There are several scenarii you may think about. I am not going to be exhaustive, but I will mention briefly the milestones that can come to my mind:

  • Your website is effectively clean

    Let us suppose your website is clean as you say. So why Google still blacklists it?

    There may be several reasons for this situation:

    1. Reason #1

      Google effectively did not find anything wrong with your website by now, but it still does not trust you because it can not understand your intentions as you may be someone who wants to attack your website's visitors, so Google needs time to be sure that you are not playing a game over its head by just pretending you are not attacking any body for the moment but as soon as Google whitelists you then you come back to your nefarious habit(s) (This is said, I am not accusing you to attack people through your website, I just say why Google still does not trust you even if your website is innocuous for the moment)

      1.1. Solution for Reason #1:

      You need to scan more times, and in separate days using Google Webmaster Tools until Google trusts that your change (clean-up) is permanent.

    2. Reason #2

      Google believes that you have cleaned-up your website from malicious content but you did not really finish that task as you did not request from it (Google) a malware review.

      2.1. Solution for Reason #2:

      After you cleaned your website, request a review from Google.

    3. Reason #3

      You cleaned infected webpages from their malicious content and you submitted a review request from Google that still does not trust you.

      3.1.Solution for Reason #3:

      You need to delete those pages, not only their malicious content. Yes, it is a radical solution but the only one that will make Google trust you in this particular case because Google will think you have intention to use those pages to attack your clients and that is why you are keeping them there.

  • Your website is not as innocuous as you might think

    1. Your domain has served as a bridge to deliver malware

    Google says that Over the past 90 days, zeta-uploader.com did not appear to function as an intermediary for the infection of any sites.
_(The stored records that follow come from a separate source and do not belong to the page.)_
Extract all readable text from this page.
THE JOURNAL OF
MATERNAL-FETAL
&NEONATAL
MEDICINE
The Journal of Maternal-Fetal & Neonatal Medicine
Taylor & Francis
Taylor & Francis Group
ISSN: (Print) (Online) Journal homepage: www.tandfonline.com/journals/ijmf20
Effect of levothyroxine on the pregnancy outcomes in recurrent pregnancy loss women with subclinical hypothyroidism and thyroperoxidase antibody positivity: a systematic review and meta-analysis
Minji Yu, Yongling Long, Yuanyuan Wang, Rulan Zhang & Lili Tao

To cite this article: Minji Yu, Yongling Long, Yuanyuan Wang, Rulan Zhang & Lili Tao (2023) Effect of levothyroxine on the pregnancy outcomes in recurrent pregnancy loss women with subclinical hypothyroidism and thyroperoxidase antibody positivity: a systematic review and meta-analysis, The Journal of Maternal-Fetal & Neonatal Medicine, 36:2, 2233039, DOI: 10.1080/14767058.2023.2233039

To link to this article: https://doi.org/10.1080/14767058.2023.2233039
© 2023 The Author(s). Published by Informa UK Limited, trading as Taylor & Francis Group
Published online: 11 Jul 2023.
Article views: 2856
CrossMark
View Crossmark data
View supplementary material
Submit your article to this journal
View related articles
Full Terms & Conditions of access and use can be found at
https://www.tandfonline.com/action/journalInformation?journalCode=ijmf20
But given what discussed above, you are forced not to trust this statement.

    1.1. Why Google did not detect my domain as being a malicious intermediary one?

    Several reasons are there to explain why Google failed to detect that:

    • attackers obfuscate links in your webpages to domains that attack using drive-by download attacks (which is reported by Google concerning your website).
    • an other reason is that Google detected the obfuscated link but can not follow and determine the malicious chain of intermediary domains
    • Google found the obfuscated link to the malicious domain but the attacker replaces such links frequently to new ones that may be are difficult for Google to detect so it can not be sure what decision to take

    1.2. What to do then?

    I do not have much ideas for this situation apart from searching for such links manually yourself or, if it is possible, to hash your webpages and develop files/directories modification notifications.

  • What is the situation about my real case now?

It is not that good. Under the section What happened when Google visited this site?, Google says you have: Malicious software includes 96 trojan(s), 14 exploit(s), 5 backdoor(s). and that 3 page(s) resulted in malicious software being downloaded and installed without user consent (drive-by download attacks).

Only backdoors can explain what really happened to your website.

What's the solution then?

This is too broad to answer because you are the owner of the website, you know its security architecture, so you are the only one who can assess that and take decisions depending on different scenarii/discoveries you may encounter. You may start by checking this: Google Webmasters help for hacked sites and see which method to use to discover, remove and mitigate backdoors on your domain... do not forget to review your scripts related to file upload ...

Good luck.


The question you linked to, I asked it a year ago when I was developing a software for the sake of a web vulnerability scanner to detect drive-by download attacks and malicious contents on websites.